End of an error: The editor of Business Ethics magazine celebrates its
15th anniversary by admitting that Corporate Social Responsibility (CSR) is
a smokescreen for the excesses of the 'financial elite'.
As the 'Watergate of Wall Street unfolds', Marjorie Kelly - with all
the zeal of the converted - tells the MBA class that power structures need to
be made democratic. 'We’ve been like homeowners chopping down nuisance trees
which continually spring back, because we have failed to eradicate the roots.'
[Business
Ethics].
Peter Carlson says: 'Duh!'
'The idea that corporations will shaft workers, shareholders and Mother
Nature in pursuit of the almighty dollar should be obvious to anyone who has
ever glanced at an American history textbook. And the fact that corporate executives
might utter pious platitudes about ethics while stealing like gangsters would
surprise no one familiar with the tale of Richard Whitney, the president of
the New York Stock Exchange, who delivered a famous speech titled "Business
Honesty" shortly before he was sent to Sing Sing for theft in 1938.
'But it's not nice to gloat over the naivete of disillusioned idealists.
The folks at Business Ethics are not all that different from the rest of us.
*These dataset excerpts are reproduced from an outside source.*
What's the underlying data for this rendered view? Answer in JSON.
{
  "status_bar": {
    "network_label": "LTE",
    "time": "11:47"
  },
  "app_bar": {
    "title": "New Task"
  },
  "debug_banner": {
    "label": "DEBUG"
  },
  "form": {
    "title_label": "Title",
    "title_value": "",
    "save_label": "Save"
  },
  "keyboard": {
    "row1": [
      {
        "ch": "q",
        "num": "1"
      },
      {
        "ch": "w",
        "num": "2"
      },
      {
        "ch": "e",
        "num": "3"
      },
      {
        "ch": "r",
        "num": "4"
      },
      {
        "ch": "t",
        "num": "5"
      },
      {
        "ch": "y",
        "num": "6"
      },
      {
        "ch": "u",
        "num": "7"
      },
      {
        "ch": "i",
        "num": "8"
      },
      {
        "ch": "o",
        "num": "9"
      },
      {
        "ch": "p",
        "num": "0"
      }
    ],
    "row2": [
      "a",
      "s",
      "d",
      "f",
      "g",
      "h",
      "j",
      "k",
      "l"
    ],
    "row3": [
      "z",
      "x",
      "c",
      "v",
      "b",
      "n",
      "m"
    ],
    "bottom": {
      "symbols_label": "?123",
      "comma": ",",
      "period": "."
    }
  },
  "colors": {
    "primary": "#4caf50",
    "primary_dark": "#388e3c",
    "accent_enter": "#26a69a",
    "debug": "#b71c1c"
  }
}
In the last several decades, politicians, think tanks and the media have convinced
the American public that corporations are warm, fuzzy creatures, that CEOs are
American heroes and that government regulation of business is meddlesome and
unnecessary. Now we know -- or ought to know -- that it was a lot of baloney.'
[Washington
Post].
Net gains: Scott Rosenberg on why the internet matters even after the
pop of the tech stock bubble: 'Hundreds of millions of people around the
world continue to bend it to their own ends, in chaotic, unstable and unpredictable
ways. As a generator of instant wealth, the Net may now be a big bust; as a
generator of instant ideas, it keeps thrumming along.' [Salon].